Question over safety highlights one-way street debateThere were 206 accidents on downtown Mitchell's three one-way streets during the most recent five-year period. Only eight involved vehicles going the wrong way.
By: Tom Lawrence, The Daily Republic
There was a collision of ideas over changing three Mitchell streets from one-way traffic to two-way traffic Tuesday night. Mayoral candidate and former city councilman Jerry Toomey debated the issue with Logan Luxury Theatres owner and Mitchell Main Street & Beyond board member Jeff Logan. The issue will be decided by voters June 5.
Toomey wants the streets to remain one-way, while Logan called for changing them to two-way traffic. The streets are Second, Third and Fourth avenues, which are east-west streets that pass through downtown.
The spirited, 27-minute debate included a dispute about safety. Logan said converting the streets would increase safety, while Toomey disagreed.
Logan said when the streets were changed to one-way traffic in 1950, the city said it did so to ease traffic congestion downtown and ensure safety for children attending schools along those streets.
Since then, Highway 16 has been replaced by Interstate 90 as a primary traffic route, the Highway 37 bypass was added and many businesses relocated away from downtown. Congestion is not an issue now, Logan said.
Two of three schools along those streets have closed and Longfellow Elementary School uses a different street as its primary access point, Logan said.
“So the two original reasons for those one-way streets ceased to exist seven to 44 years ago,” he said.
Toomey said the proponents of the change have altered their position.
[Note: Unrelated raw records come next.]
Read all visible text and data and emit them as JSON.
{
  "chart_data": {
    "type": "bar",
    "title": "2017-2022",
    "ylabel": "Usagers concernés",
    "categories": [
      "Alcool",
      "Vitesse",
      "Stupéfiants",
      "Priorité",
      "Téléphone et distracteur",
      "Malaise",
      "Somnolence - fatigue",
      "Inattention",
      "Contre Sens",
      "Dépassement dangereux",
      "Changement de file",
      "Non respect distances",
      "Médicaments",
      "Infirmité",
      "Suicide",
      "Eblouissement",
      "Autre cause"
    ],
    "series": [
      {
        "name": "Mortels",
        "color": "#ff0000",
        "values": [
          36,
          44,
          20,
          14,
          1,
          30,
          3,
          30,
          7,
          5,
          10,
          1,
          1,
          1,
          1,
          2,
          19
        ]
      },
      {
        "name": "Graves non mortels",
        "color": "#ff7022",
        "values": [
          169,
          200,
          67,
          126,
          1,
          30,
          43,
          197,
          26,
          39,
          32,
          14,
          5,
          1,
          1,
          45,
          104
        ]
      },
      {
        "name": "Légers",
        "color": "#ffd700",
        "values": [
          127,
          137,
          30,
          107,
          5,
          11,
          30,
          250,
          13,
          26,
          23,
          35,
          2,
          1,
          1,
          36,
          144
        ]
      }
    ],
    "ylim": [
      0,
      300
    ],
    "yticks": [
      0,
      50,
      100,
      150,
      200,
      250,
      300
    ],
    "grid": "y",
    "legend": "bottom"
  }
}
They originally said a main reason for doing it was to boost downtown businesses, but now have switched to safety, he said.
“Safety has now become the diversion in this issue,” Toomey said.
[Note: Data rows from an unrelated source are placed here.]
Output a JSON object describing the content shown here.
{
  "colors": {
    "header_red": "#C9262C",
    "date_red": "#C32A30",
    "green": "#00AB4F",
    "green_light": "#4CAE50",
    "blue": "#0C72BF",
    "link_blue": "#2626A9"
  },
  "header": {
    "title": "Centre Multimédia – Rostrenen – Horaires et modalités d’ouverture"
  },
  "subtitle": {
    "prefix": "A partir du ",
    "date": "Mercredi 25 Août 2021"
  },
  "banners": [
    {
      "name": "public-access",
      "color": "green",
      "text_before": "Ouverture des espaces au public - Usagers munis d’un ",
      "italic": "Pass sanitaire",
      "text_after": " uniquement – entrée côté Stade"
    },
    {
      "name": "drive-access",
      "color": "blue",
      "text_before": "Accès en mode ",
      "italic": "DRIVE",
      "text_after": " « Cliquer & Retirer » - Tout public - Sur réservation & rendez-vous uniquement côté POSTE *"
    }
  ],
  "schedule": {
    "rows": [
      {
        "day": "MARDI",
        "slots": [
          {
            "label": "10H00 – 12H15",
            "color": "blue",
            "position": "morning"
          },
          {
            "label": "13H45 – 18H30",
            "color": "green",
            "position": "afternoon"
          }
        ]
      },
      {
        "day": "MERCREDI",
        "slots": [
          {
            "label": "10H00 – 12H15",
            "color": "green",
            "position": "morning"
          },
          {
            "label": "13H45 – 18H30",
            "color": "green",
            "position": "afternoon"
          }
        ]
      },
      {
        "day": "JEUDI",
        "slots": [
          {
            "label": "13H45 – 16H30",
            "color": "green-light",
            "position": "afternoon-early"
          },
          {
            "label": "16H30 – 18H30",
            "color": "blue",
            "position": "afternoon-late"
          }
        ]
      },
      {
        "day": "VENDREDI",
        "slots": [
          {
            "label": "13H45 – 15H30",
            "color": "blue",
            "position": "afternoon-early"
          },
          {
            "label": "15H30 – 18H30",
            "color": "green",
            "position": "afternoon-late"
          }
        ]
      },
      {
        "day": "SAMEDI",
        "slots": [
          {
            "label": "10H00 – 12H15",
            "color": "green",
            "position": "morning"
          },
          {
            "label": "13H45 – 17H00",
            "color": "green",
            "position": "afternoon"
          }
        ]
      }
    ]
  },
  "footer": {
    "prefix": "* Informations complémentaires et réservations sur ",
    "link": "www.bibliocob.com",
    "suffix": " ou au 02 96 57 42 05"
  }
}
He said citizens have grown accustomed to the one-way streets and many would become confused by a change. Toomey said according to city statistics, there were 206 accidents on the three one-way streets during the most recent five-year period from which data is available.
Only eight involved vehicles going the wrong way, he said.
Toomey said there were 225 accidents on Fifth, Sixth and Seventh avenues, all two-way streets, in the same time frame.
He said he was charged $125 by the city for obtaining the information. He said he felt it was important to acquire the data despite the cost. After the forum, Mayor Lou Sebert said the city could have charged more based on the time spent compiling the data.
Toomey said the streets weren’t built for heavy motor vehicle traffic and, for most of the 20th century, there were fewer vehicles on the roads. They simply aren’t prepared for the kind of increased traffic the change would bring, he said.
“They’re still too narrow today,” Toomey said.
Logan said the streets are not the “private driveways” of the people who live along them. They should be altered to do what’s best for all residents as well as visitors and tourists. The streets are 36 feet wide, with two, 10-foot-wide driving lanes and a pair of 8-foot-wide parking lanes.
“Those streets are as wide or wider than other residential streets in Mitchell,” Logan said.
He said he is convinced after doing a lot of research that changing the streets will be better for commerce, safety and traffic flow.
Toomey said the problem is untrained people are offering their opinions.
He said city planners can do many useful things, but a traffic engineer is trained and educated to make an informed decision. The city should hire a competent traffic engineer, Toomey said.
“The consensus of opinion is that one-way streets are safer,” he said.
Logan said he and Toomey agree on the main issue: They want to do what’s best for the city, and he feels that means moving ahead with the change.
“Simply, these three one-way streets have outlived their usefulness,” Logan said.
Logan said he sees people driving the wrong way and driving faster than on other streets, which increases the danger for pedestrians. Keeping them one-way only encourages speeding and exposes more people to dangerous wrecks, he said.
“Because with no oncoming traffic, drivers tend to go down the middle of the street and too fast,” Logan said.
Toomey said he agrees traffic is faster on one-way streets, but he said there is less congestion at intersections and congestion negatively impacts safety.
“We worry that these streets are wide enough to handle one-way streets and do not believe it will affect the profitability of downtown shops,” he said. “I do not believe it will be beneficial."
Logan said he has discovered a lot of information that suggests the change would benefit the city and its businesses. A study of 22 communities that converted from one-way to two-way traffic on streets found several positives and few problems, he said.
Logan said Huron eliminated its one-way streets recently, widening one street and leaving the others unchanged.
“They feel it was an improvement for the town and worked better,” he said.